Decision Making Accuracy
There are several aspects to decision making accuracy. It starts with a clear
definition of the problem. It includes the methodology you use to decide between
your alternatives. Finally it is the implementing of your decision.
The Steps To Accurate Decisions
The steps to making decisions are given in more detail at
Decision Making Model In Five Steps. Each step will be examined to see how it
affects decision making accuracy
- Define The Problem - This step can have an enormous effect on the decisions accuracy.
You must have a clear idea of the problem to be solved or the decision to be made.
If you don't, your decision will be wrong because you answered the wrong question.

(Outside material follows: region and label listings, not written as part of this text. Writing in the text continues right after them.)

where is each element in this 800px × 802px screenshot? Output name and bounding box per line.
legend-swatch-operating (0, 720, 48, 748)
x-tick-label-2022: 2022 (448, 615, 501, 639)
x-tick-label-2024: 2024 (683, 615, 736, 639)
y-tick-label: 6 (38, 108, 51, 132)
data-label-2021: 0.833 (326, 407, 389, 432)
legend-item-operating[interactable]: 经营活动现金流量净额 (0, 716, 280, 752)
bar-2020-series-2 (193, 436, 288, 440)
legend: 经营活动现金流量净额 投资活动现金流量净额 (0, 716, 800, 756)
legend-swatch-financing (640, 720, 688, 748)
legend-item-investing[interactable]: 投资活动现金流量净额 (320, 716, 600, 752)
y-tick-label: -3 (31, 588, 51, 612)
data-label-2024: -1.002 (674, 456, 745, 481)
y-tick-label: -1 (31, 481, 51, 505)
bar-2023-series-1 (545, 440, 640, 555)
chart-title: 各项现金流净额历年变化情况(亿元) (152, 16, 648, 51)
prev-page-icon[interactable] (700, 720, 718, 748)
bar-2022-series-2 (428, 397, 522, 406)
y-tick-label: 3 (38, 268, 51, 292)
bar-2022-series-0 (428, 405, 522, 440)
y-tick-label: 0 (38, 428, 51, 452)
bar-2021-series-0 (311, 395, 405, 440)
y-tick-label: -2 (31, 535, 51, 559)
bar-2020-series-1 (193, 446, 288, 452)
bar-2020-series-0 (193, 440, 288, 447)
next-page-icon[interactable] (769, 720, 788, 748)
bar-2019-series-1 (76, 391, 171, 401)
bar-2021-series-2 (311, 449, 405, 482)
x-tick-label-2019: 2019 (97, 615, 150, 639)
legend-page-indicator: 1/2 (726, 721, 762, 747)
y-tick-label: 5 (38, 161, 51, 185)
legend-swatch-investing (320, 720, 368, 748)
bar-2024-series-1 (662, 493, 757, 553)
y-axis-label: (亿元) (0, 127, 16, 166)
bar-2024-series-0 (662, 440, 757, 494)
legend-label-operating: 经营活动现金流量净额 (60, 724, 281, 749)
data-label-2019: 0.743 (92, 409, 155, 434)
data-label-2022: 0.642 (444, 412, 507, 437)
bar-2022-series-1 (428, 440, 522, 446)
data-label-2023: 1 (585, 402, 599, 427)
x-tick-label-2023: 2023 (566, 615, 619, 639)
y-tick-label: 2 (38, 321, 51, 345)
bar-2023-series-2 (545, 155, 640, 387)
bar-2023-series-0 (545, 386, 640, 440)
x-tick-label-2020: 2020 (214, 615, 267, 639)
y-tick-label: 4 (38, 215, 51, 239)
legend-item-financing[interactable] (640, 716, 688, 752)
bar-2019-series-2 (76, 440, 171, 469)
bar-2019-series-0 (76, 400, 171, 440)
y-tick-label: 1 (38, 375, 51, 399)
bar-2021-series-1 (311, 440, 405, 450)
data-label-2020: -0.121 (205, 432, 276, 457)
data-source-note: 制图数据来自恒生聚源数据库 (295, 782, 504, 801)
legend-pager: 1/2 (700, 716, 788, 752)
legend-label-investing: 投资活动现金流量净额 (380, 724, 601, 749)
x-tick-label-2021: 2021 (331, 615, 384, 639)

- Identify Alternatives - Have you identified all of the alternatives? If not, you may be leaving out the alternative that is the best and most accurate choice or decision.
- Evaluate The Alternatives - Are you using the best methodology for the alternatives being evaluated? Is the criteria you are using, the best for making this decision? It may well be worth your time to use more than one methodology in order to ensure that you are making the correct assessment.
- Make A Decision - After your evaluation, you may find multiple high rated alternatives that are very close. Very close could very well mean that they are equally viable. Now is the time to reexamine the inputs to your decision making models. Are the inputs accurate? Was your evaluation methodology correctly done? If so, then you must make a subjective choice between your best, but equal, alternatives.
- Implement Your Decision - When it is time for implementation, you must clearly
have in mind what the problem is and what your decision is. It is easy, in the heat of battle, to forget what you are trying to accomplish. Don't modify your decision on the fly! If circumstances have changed, then go back through the steps to get a new decision.
Summary
Decision making accuracy is the result when you carefully implement each step
in the decision making process. Accurate decisions are good decisions.